You are conditioned by your University education . They ( that education) spontaneously enter your mind and agitate you which ultimately confuses you.

In my case I am a NON- MATHEMATICIAN and hence no class room education influenced me.

This is the reason I could study Cosmic Pi from 1998 non-stop , day and night.
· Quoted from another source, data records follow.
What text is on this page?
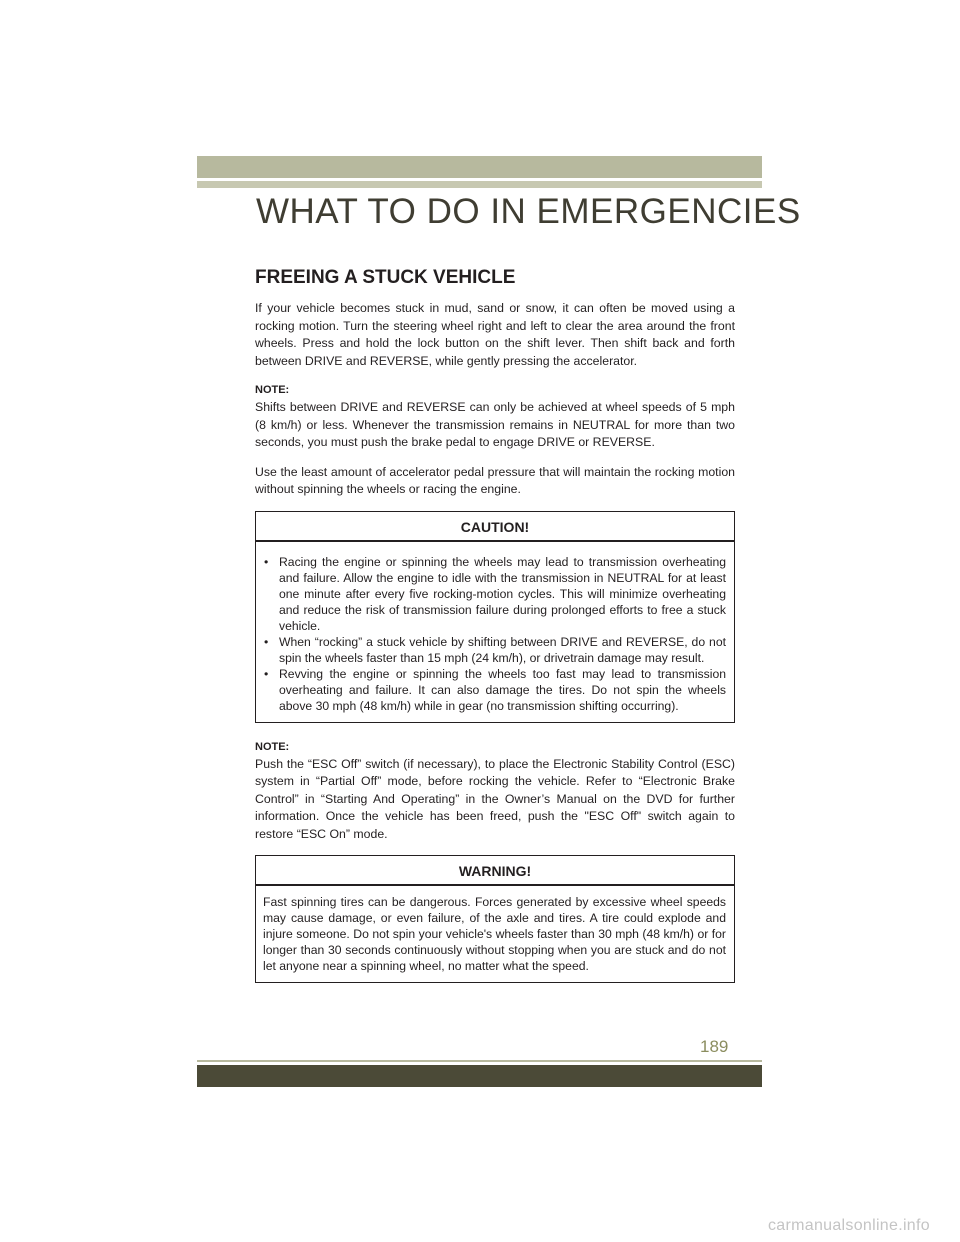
WHAT TO DO IN EMERGENCIES
FREEING A STUCK VEHICLE

If your vehicle becomes stuck in mud, sand or snow, it can often be moved using a rocking motion. Turn the steering wheel right and left to clear the area around the front wheels. Press and hold the lock button on the shift lever. Then shift back and forth between DRIVE and REVERSE, while gently pressing the accelerator.

NOTE:

Shifts between DRIVE and REVERSE can only be achieved at wheel speeds of 5 mph (8 km/h) or less. Whenever the transmission remains in NEUTRAL for more than two seconds, you must push the brake pedal to engage DRIVE or REVERSE.

Use the least amount of accelerator pedal pressure that will maintain the rocking motion without spinning the wheels or racing the engine.

CAUTION!
• Racing the engine or spinning the wheels may lead to transmission overheating and failure. Allow the engine to idle with the transmission in NEUTRAL for at least one minute after every five rocking-motion cycles. This will minimize overheating and reduce the risk of transmission failure during prolonged efforts to free a stuck vehicle.
• When “rocking” a stuck vehicle by shifting between DRIVE and REVERSE, do not spin the wheels faster than 15 mph (24 km/h), or drivetrain damage may result.
• Revving the engine or spinning the wheels too fast may lead to transmission overheating and failure. It can also damage the tires. Do not spin the wheels above 30 mph (48 km/h) while in gear (no transmission shifting occurring).

NOTE:

Push the “ESC Off” switch (if necessary), to place the Electronic Stability Control (ESC) system in “Partial Off” mode, before rocking the vehicle. Refer to “Electronic Brake Control” in “Starting And Operating” in the Owner’s Manual on the DVD for further information. Once the vehicle has been freed, push the "ESC Off" switch again to restore “ESC On” mode.

WARNING!
Fast spinning tires can be dangerous. Forces generated by excessive wheel speeds may cause damage, or even failure, of the axle and tires. A tire could explode and injure someone. Do not spin your vehicle's wheels faster than 30 mph (48 km/h) or for longer than 30 seconds continuously without stopping when you are stuck and do not let anyone near a spinning wheel, no matter what the speed.
189
carmanualsonline.info
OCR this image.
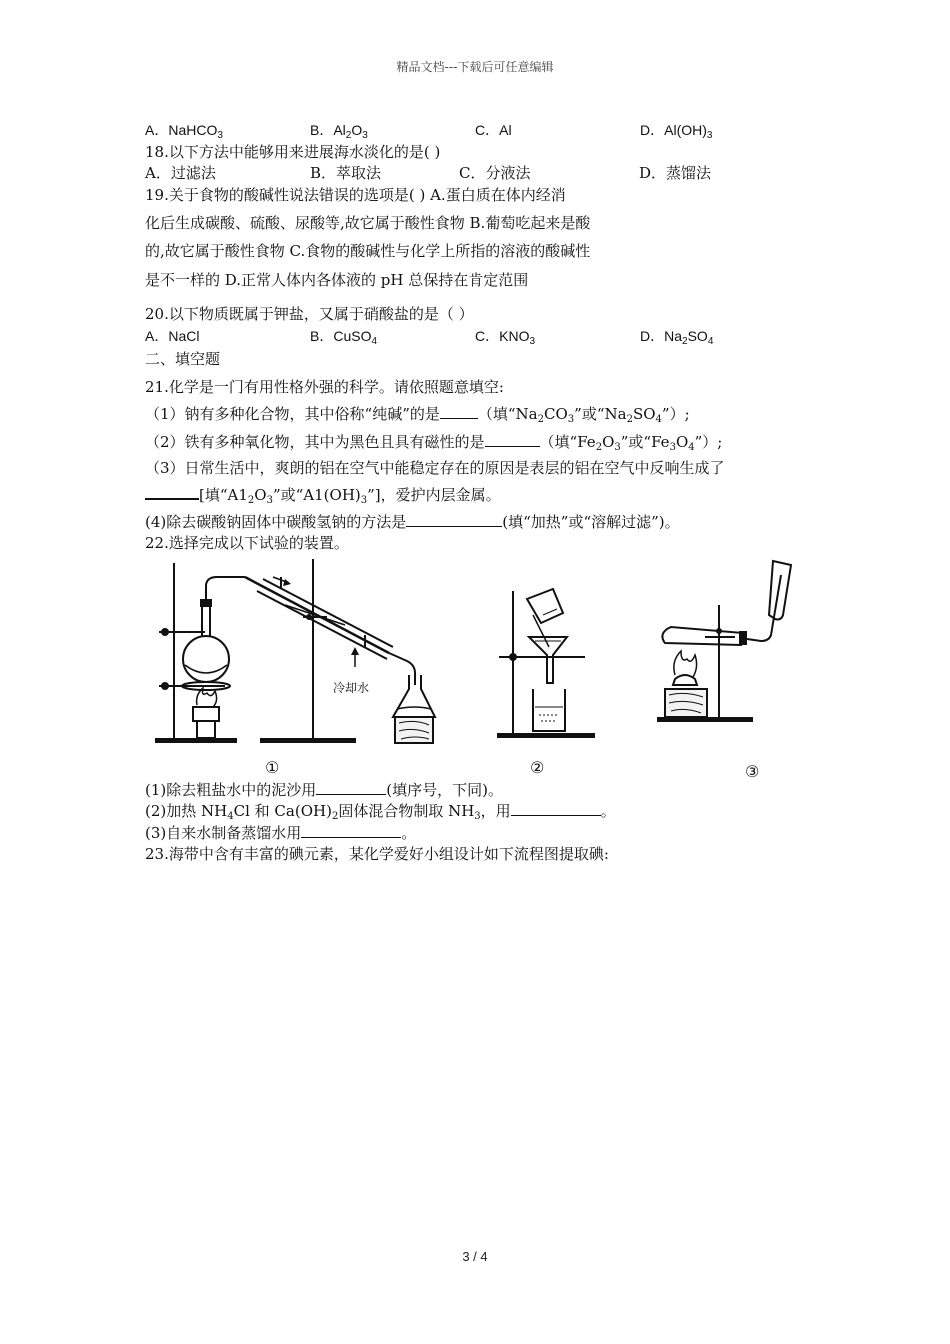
精品文档---下载后可任意编辑
A．NaHCO$_3$	B．$Al_2O_3$	C．Al	D．$Al(OH)_3$
18.以下方法中能够用来进展海水淡化的是( )
A．过滤法	B．萃取法	C．分液法	D．蒸馏法
19.关于食物的酸碱性说法错误的选项是( ) A.蛋白质在体内经消
化后生成碳酸、硫酸、尿酸等,故它属于酸性食物 B.葡萄吃起来是酸
的,故它属于酸性食物 C.食物的酸碱性与化学上所指的溶液的酸碱性
是不一样的 D.正常人体内各体液的 pH 总保持在肯定范围
20.以下物质既属于钾盐，又属于硝酸盐的是（ ）
A．NaCl	B．CuSO$_4$	C．$KNO_3$	D．$Na_2SO_4$
二、填空题
21.化学是一门有用性格外强的科学。请依照题意填空:
（1）钠有多种化合物，其中俗称“纯碱”的是	（填“$Na_2CO_3$”或“$Na_2SO_4$”）;
（2）铁有多种氧化物，其中为黑色且具有磁性的是	（填“$Fe_2O_3$”或“$Fe_3O_4$”）;
（3）日常生活中，爽朗的铝在空气中能稳定存在的原因是表层的铝在空气中反响生成了
[填“$A1_2O_3$”或“$A1(OH)_3$”]，爱护内层金属。
(4)除去碳酸钠固体中碳酸氢钠的方法是	(填“加热”或“溶解过滤”)。
22.选择完成以下试验的装置。
冷却水
①	②	③
(1)除去粗盐水中的泥沙用	(填序号，下同)。
(2)加热 $NH_4Cl$ 和 $Ca(OH)_2$固体混合物制取 $NH_3$，用	。
(3)自来水制备蒸馏水用	。
23.海带中含有丰富的碘元素，某化学爱好小组设计如下流程图提取碘:
3 / 4
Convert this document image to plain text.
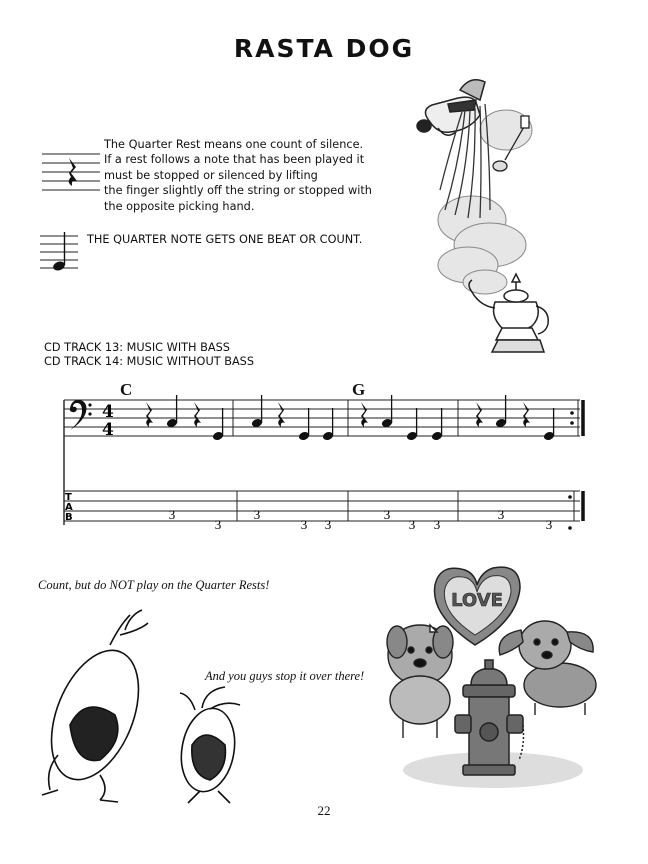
RASTA DOG
The Quarter Rest means one count of silence.
If a rest follows a note that has been played it
must be stopped or silenced by lifting
the finger slightly off the string or stopped with
the opposite picking hand.
THE QUARTER NOTE GETS ONE BEAT OR COUNT.
CD TRACK 13: MUSIC WITH BASS
CD TRACK 14: MUSIC WITHOUT BASS
C	G
4
4
T
A
B	3
3
3
3 3
3
3 3
3
3
Count, but do NOT play on the Quarter Rests!
And you guys stop it over there!
LOVE
22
And I have a CLEAR picture of Cosmic Pi

If I were a student of Mathematics I WOULD NOT HAVE THOUGHT OF PI CONSTANT. This was the answer I gave in the past when many mathematics professors said seeing Cosmic Pi that I would have done great work in other fields of mathematics if I were a mathematician.

"Here we BASICALLY differ" -- Which is just a fact; it's neither good nor bad.

"You are conditioned by your University education. They (that education) spontaneously enter your mind and agitate you which ultimately confuses you." -- Here, I honestly disagree! Yes, I passed the university successfully (diploma and Ph.D. in physics), but that doesn't mean that I'm "conditioned" in that way; how can you say that without having looked into my mind? Yes, somtimes pre-knowledge acts as a hindrance, but since I'm aware of that effect I've less and less fallen for it.

"In my case I am a NON-MATHEMATICIAN and hence no class room education influenced me." -- This is OK; it just means we have to be patient with each other.

"This is the reason I could study Cosmic Pi from 1998 non-stop, day and night. And I have a CLEAR picture of Cosmic Pi." -- Unfortunately, your picture, although it is clear, will most likely be limited to the part of the matter which is accessible to you as a non-mathematician. However, I think I'm able to see more in it, since at least partially, I'm a mathematician. Moreover, I guess that, unfortunately, your picture of "standard pi" is not as clear as it is for Cosmic Pi -- what do you think?

"If I were a student of Mathematics I WOULD NOT HAVE THOUGHT OF PI CONSTANT." -- Well, but now you have to study mathematics, at least a little bit, because you stepped out from your private room into the mathematical world and started to tell big stories about pi. And of course you're not the only person in the world who has thought deeply about pi!